Today's Breakneck mountain has proclaimed itself an anemic shadow of its original countenance. Thousands upon thousands of tons of shattered granite over 20 or more years had mercilessly and methodically bombarded and transfigured the anatomy of the goliathan crag. A present day beholder could not help but wonder what a massive behemoth Breakneck must have been prior to its brutally interrupted peaceful repose by man's own careless hand. That the mind's eye might attempt perceiving the magnitude of quarrying on Breakneck, a single detonated explosion in 1845 had ripped from the mountains' intestines 10,000 tons of massive chunks of finest grade granite. In one ear-splitting second the furrowed cliff suffered what was probably its most infamous indignity!
Breakneck mountain's celebrity came not as an eternal repository of granite, but from a profane prostitution against its stirringly rugged self.
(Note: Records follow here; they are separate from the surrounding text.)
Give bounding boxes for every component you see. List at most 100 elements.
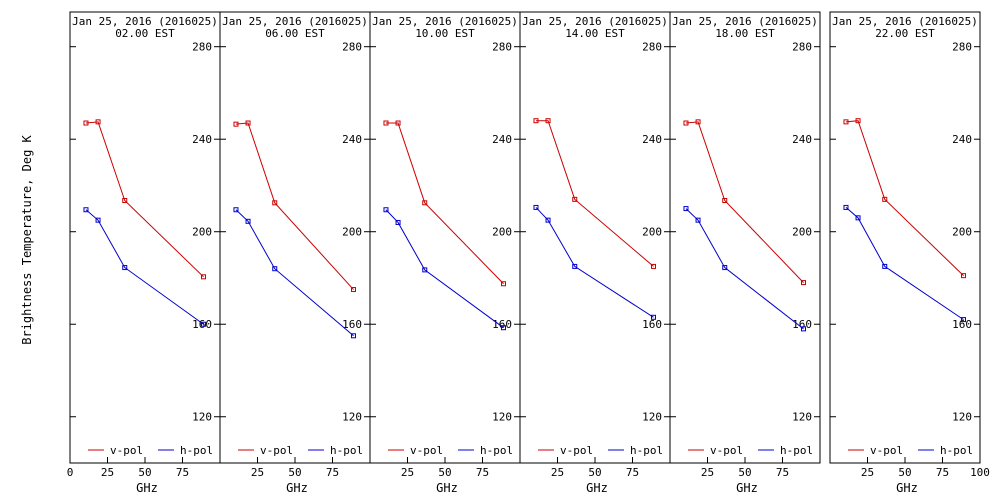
legend-label-v-pol: v-pol [410, 444, 443, 457]
legend-label-h-pol: h-pol [940, 444, 973, 457]
data-point-v-pol [695, 119, 701, 125]
legend-label-h-pol: h-pol [180, 444, 213, 457]
y-tick-label: 120 [492, 411, 512, 424]
data-point-h-pol [245, 218, 251, 224]
y-tick-label: 160 [492, 318, 512, 331]
y-tick-label: 120 [642, 411, 662, 424]
legend-label-v-pol: v-pol [710, 444, 743, 457]
data-point-h-pol [801, 326, 806, 332]
panel-3: Jan 25, 2016 (2016025)10.00 EST 120 160 200… [369, 11, 521, 495]
series-line-v-pol [385, 122, 504, 285]
series-line-v-pol [85, 121, 204, 278]
series-line-v-pol [535, 120, 654, 267]
data-point-v-pol [233, 121, 239, 127]
x-tick-label: 50 [288, 466, 301, 479]
y-tick-label: 280 [192, 41, 212, 54]
data-point-v-pol [882, 196, 888, 202]
data-point-h-pol [501, 325, 506, 331]
data-point-h-pol [351, 333, 356, 339]
y-tick-label: 200 [642, 226, 662, 239]
x-tick-label: 50 [138, 466, 151, 479]
data-point-v-pol [545, 118, 551, 124]
x-axis-label: GHz [436, 481, 458, 495]
data-point-v-pol [683, 120, 689, 126]
series-line-h-pol [385, 209, 504, 329]
y-tick-label: 280 [642, 41, 662, 54]
x-tick-label: 25 [251, 466, 264, 479]
y-tick-label: 160 [642, 318, 662, 331]
x-tick-label: 0 [67, 466, 74, 479]
y-tick-label: 200 [792, 226, 812, 239]
x-tick-label: 25 [401, 466, 414, 479]
panel-subtitle: 10.00 EST [415, 27, 475, 40]
x-tick-label: 75 [176, 466, 189, 479]
x-tick-label: 25 [861, 466, 874, 479]
data-point-v-pol [351, 287, 356, 293]
legend-label-h-pol: h-pol [330, 444, 363, 457]
data-point-h-pol [683, 206, 689, 212]
panel-subtitle: 22.00 EST [875, 27, 935, 40]
data-point-v-pol [651, 263, 656, 269]
y-tick-label: 280 [342, 41, 362, 54]
data-point-h-pol [722, 265, 728, 271]
data-point-h-pol [422, 267, 428, 273]
y-tick-label: 280 [952, 41, 972, 54]
x-axis-label: GHz [736, 481, 758, 495]
y-tick-label: 120 [342, 411, 362, 424]
x-axis-label: GHz [286, 481, 308, 495]
data-point-v-pol [722, 197, 728, 203]
y-tick-label: 240 [192, 133, 212, 146]
data-point-v-pol [855, 118, 861, 124]
panel-subtitle: 06.00 EST [265, 27, 325, 40]
x-tick-label: 50 [738, 466, 751, 479]
y-tick-label: 240 [492, 133, 512, 146]
panel-title: Jan 25, 2016 (2016025) [72, 15, 218, 28]
data-point-v-pol [961, 273, 966, 279]
data-point-v-pol [83, 120, 89, 126]
legend-label-h-pol: h-pol [480, 444, 513, 457]
legend-label-v-pol: v-pol [110, 444, 143, 457]
legend-label-v-pol: v-pol [870, 444, 903, 457]
y-tick-label: 240 [642, 133, 662, 146]
data-point-v-pol [801, 280, 806, 286]
x-tick-label: 25 [701, 466, 714, 479]
x-tick-label: 50 [588, 466, 601, 479]
data-point-h-pol [233, 207, 239, 213]
y-tick-label: 200 [492, 226, 512, 239]
panel-subtitle: 18.00 EST [715, 27, 775, 40]
panel-subtitle: 14.00 EST [565, 27, 625, 40]
series-line-v-pol [235, 122, 354, 290]
panel-6: Jan 25, 2016 (2016025)22.00 EST 120 160 200… [829, 11, 990, 495]
x-tick-label: 50 [438, 466, 451, 479]
data-point-h-pol [855, 215, 861, 221]
data-point-v-pol [422, 200, 428, 206]
panel-title: Jan 25, 2016 (2016025) [372, 15, 518, 28]
panel-title: Jan 25, 2016 (2016025) [222, 15, 368, 28]
series-line-h-pol [85, 209, 204, 325]
data-point-v-pol [533, 118, 539, 124]
x-tick-label: 75 [776, 466, 789, 479]
y-tick-label: 160 [192, 318, 212, 331]
panel-1: Jan 25, 2016 (2016025)02.00 EST 120 160 200… [67, 11, 221, 495]
data-point-v-pol [245, 120, 251, 126]
data-point-v-pol [383, 120, 389, 126]
y-tick-label: 160 [342, 318, 362, 331]
data-point-h-pol [843, 204, 849, 210]
x-axis-label: GHz [896, 481, 918, 495]
panel-5: Jan 25, 2016 (2016025)18.00 EST 120 160 200… [669, 11, 821, 495]
panel-title: Jan 25, 2016 (2016025) [522, 15, 668, 28]
legend-label-h-pol: h-pol [780, 444, 813, 457]
data-point-h-pol [395, 219, 401, 225]
x-tick-label: 75 [936, 466, 949, 479]
x-tick-label: 100 [970, 466, 990, 479]
data-point-v-pol [501, 281, 506, 287]
data-point-h-pol [95, 217, 101, 223]
x-axis-label: GHz [136, 481, 158, 495]
x-axis-label: GHz [586, 481, 608, 495]
data-point-h-pol [882, 263, 888, 269]
x-tick-label: 25 [551, 466, 564, 479]
x-tick-label: 75 [626, 466, 639, 479]
series-line-v-pol [845, 120, 964, 277]
y-tick-label: 240 [792, 133, 812, 146]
Such gross disfigurement, over a period of at least two decades, would eventually culminate in arousing and stimulating a heretofore dormant consciousness toward halting the blatant destruction of physically endowed sites of inestimable grandeur throughout the Hudson River Valley region.
The majestic mountain's everlasting contribution to history would be that the agony of violation against its magnificence would assist dramatically in igniting public outrage toward the unchecked ravages of man on nature. Preservation and conservation of beauteous regions in the hallowed valley would prove arduous, painful, belligerent, costly, political and maddeningly time consuming. Through several years the furious altercations between the "caring" and the "uncaring" would persist; not alone against man and his thoughtlessness, but against that thinking which would permit disrespect and dishonor to the sanctity of Mother Earth. The zealous dispute rages on!